I had to laugh at the ones that misspelled "invoices" as "incoices" in multiple places. This slip has the hallmark of an author who is more comfortable with a Turkish keyboard (and who fails to proofread his/her output).

As for the messages claiming to come from iPhones, the headers are forged to make them look to originate from the recipient's own email account. But there are a couple of problems when you investigate the headers further. For one, the iOS devices I've been using the past week are all running iOS 9.3, whereas the messages identified themselves as coming from iOS 9.0.2 devices.
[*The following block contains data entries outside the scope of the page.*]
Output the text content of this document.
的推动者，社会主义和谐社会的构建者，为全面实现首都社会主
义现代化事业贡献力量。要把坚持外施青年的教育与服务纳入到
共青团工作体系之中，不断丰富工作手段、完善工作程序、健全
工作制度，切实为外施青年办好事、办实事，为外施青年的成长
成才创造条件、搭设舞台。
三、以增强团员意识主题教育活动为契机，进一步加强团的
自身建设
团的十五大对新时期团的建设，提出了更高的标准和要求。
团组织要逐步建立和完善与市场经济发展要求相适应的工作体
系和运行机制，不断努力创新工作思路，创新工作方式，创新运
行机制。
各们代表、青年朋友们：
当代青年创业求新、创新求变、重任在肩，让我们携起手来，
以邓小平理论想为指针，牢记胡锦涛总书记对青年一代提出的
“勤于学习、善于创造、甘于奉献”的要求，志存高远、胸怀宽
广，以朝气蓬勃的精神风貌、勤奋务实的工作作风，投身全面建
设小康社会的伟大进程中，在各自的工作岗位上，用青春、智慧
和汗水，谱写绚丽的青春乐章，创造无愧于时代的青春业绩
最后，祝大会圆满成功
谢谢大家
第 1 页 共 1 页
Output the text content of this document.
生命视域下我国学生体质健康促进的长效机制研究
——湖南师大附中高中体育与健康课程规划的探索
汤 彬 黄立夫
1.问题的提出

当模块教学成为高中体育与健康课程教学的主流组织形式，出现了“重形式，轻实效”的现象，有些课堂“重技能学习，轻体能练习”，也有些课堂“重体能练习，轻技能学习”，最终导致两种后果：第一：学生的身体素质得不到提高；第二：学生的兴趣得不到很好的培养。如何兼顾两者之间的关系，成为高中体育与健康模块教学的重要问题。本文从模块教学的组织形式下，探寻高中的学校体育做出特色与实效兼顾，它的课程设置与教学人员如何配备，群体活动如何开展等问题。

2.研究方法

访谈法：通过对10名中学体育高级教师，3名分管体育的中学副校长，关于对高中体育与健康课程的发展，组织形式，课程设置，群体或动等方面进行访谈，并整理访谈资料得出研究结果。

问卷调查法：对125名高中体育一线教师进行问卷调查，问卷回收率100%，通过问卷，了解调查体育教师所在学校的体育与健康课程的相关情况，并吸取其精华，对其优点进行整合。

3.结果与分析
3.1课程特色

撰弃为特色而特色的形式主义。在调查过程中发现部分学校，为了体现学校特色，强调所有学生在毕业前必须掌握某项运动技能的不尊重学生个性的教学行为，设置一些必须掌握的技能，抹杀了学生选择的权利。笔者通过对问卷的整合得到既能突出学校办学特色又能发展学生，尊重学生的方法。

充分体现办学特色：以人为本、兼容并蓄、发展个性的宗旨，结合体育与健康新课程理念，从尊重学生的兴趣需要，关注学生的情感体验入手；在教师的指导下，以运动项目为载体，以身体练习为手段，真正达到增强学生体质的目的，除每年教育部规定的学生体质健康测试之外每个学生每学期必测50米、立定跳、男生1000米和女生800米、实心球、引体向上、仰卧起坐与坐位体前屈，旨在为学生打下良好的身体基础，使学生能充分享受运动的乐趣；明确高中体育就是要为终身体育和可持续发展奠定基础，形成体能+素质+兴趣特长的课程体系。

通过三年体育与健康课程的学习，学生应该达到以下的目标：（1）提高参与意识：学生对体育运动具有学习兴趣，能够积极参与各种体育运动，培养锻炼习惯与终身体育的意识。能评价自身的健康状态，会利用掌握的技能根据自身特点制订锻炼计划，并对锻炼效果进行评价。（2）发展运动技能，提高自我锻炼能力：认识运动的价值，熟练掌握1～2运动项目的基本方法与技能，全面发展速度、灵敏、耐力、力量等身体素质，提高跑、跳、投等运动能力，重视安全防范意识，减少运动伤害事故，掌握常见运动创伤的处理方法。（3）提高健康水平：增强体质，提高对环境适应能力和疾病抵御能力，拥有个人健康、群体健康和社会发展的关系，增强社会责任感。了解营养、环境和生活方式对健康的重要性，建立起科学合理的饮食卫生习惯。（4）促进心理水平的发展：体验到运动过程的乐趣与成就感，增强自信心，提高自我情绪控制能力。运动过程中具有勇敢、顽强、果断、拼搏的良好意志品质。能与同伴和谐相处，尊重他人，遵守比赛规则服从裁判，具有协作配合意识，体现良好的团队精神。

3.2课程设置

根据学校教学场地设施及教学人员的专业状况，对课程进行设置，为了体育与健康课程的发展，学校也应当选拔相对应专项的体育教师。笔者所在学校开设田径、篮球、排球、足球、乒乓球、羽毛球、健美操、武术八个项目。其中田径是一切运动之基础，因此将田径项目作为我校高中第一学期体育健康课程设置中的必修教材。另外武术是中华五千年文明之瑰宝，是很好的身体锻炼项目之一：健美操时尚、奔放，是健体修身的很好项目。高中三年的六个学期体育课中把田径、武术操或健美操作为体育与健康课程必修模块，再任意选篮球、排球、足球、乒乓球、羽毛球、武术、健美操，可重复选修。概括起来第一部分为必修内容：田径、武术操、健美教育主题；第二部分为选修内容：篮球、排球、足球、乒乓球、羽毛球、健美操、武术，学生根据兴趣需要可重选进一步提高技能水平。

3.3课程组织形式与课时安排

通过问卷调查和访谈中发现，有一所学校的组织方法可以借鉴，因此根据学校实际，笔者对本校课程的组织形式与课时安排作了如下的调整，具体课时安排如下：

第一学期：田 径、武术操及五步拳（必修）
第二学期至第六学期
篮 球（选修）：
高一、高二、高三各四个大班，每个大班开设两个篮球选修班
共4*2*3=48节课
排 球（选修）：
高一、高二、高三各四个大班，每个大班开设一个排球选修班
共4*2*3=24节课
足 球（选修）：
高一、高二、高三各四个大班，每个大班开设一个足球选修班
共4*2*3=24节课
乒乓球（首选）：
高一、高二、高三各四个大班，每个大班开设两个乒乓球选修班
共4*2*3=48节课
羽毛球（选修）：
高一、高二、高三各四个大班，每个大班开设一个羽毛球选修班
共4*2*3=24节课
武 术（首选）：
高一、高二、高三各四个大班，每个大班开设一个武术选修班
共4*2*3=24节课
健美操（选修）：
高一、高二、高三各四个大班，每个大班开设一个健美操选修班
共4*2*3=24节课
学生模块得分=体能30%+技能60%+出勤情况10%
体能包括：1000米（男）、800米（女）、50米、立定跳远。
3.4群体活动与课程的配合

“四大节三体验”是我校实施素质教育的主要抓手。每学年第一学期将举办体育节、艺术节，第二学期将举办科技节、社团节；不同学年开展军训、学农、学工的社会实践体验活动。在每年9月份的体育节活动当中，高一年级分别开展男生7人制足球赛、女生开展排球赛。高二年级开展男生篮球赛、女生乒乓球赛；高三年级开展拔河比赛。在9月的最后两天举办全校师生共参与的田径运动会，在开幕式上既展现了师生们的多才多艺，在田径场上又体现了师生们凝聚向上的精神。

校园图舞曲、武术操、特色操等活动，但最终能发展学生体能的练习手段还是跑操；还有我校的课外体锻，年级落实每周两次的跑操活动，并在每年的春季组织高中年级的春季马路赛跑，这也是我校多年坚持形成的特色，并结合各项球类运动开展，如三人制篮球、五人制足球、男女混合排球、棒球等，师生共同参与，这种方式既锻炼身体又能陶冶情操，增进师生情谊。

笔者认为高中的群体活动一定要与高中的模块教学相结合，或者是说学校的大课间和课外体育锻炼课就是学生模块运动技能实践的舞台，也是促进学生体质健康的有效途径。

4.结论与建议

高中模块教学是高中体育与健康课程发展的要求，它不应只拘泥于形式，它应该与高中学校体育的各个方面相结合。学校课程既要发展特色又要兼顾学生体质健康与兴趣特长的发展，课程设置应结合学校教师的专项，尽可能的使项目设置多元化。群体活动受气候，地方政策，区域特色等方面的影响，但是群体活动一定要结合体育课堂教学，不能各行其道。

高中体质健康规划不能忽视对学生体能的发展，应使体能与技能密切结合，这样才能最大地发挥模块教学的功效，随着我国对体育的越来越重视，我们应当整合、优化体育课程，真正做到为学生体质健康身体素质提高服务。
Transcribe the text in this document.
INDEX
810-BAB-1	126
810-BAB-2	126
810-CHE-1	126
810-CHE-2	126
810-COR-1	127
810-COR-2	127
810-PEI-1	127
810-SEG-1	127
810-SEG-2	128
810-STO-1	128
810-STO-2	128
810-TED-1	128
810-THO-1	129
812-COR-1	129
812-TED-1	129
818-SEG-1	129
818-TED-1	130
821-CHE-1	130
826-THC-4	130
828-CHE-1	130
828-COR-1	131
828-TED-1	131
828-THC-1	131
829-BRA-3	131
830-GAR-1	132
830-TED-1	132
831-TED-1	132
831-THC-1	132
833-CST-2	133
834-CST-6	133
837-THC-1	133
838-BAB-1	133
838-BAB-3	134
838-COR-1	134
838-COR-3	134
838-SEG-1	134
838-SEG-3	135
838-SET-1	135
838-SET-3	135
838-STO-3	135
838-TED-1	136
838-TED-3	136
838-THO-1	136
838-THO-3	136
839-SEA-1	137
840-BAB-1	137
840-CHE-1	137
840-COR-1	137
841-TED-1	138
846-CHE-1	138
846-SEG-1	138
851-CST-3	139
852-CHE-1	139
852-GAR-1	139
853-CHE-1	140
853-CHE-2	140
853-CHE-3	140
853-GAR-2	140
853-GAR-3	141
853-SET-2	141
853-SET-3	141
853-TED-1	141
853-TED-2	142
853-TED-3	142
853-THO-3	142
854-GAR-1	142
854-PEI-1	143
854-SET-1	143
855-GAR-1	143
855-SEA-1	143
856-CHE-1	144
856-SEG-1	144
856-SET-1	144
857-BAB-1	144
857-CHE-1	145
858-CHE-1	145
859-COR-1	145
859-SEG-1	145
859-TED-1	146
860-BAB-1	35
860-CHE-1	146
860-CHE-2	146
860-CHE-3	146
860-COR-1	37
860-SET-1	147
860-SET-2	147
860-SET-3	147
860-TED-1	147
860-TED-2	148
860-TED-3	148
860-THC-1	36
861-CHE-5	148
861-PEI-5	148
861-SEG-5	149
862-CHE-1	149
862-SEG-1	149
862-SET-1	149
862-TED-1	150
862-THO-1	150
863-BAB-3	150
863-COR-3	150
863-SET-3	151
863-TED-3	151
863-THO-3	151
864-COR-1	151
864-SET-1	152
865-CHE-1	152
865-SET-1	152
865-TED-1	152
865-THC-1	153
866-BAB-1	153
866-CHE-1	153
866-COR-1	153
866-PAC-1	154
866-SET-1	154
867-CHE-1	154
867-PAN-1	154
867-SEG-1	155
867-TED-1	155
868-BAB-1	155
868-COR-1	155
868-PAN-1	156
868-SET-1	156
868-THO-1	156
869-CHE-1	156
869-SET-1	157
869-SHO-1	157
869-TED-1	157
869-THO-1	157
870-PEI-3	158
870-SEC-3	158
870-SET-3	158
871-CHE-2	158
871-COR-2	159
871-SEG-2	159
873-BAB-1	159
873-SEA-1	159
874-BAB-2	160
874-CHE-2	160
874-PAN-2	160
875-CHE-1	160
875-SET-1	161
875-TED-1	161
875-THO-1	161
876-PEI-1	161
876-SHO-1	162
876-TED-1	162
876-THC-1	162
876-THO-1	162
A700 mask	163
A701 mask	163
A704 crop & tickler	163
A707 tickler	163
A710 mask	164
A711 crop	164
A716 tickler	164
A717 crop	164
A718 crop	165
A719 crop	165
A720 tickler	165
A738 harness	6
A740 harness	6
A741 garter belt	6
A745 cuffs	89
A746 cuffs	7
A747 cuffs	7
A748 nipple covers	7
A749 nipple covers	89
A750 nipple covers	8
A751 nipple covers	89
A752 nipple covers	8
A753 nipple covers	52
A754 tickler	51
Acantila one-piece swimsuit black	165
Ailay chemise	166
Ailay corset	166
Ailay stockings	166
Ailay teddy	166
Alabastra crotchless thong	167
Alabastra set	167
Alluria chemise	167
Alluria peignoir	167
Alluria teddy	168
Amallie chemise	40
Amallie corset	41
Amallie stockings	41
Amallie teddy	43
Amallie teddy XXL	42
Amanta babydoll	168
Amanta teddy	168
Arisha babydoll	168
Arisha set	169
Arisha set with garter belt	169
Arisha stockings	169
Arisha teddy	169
More tellingly, the messages originated from a variety of South Asian countries—while my butt has been firmly planted in California for months.

Sadly, I believe this campaign is far from over. The minimalist messages—with not much more than an attachment—may be the most hazardous because they pique one's uncritical curiosity. And, of course the threatening email ("you have to pay in 48 hours") can also send the recipient to open the deadly attachment (which could, in turn, load malware that ransomizes all files on the PC).

It's a dangerous world in email-land. Anti-virus software doesn't necessarily cover all bases. Only knowledgeable and paranoid humans have the full power to stop the madness.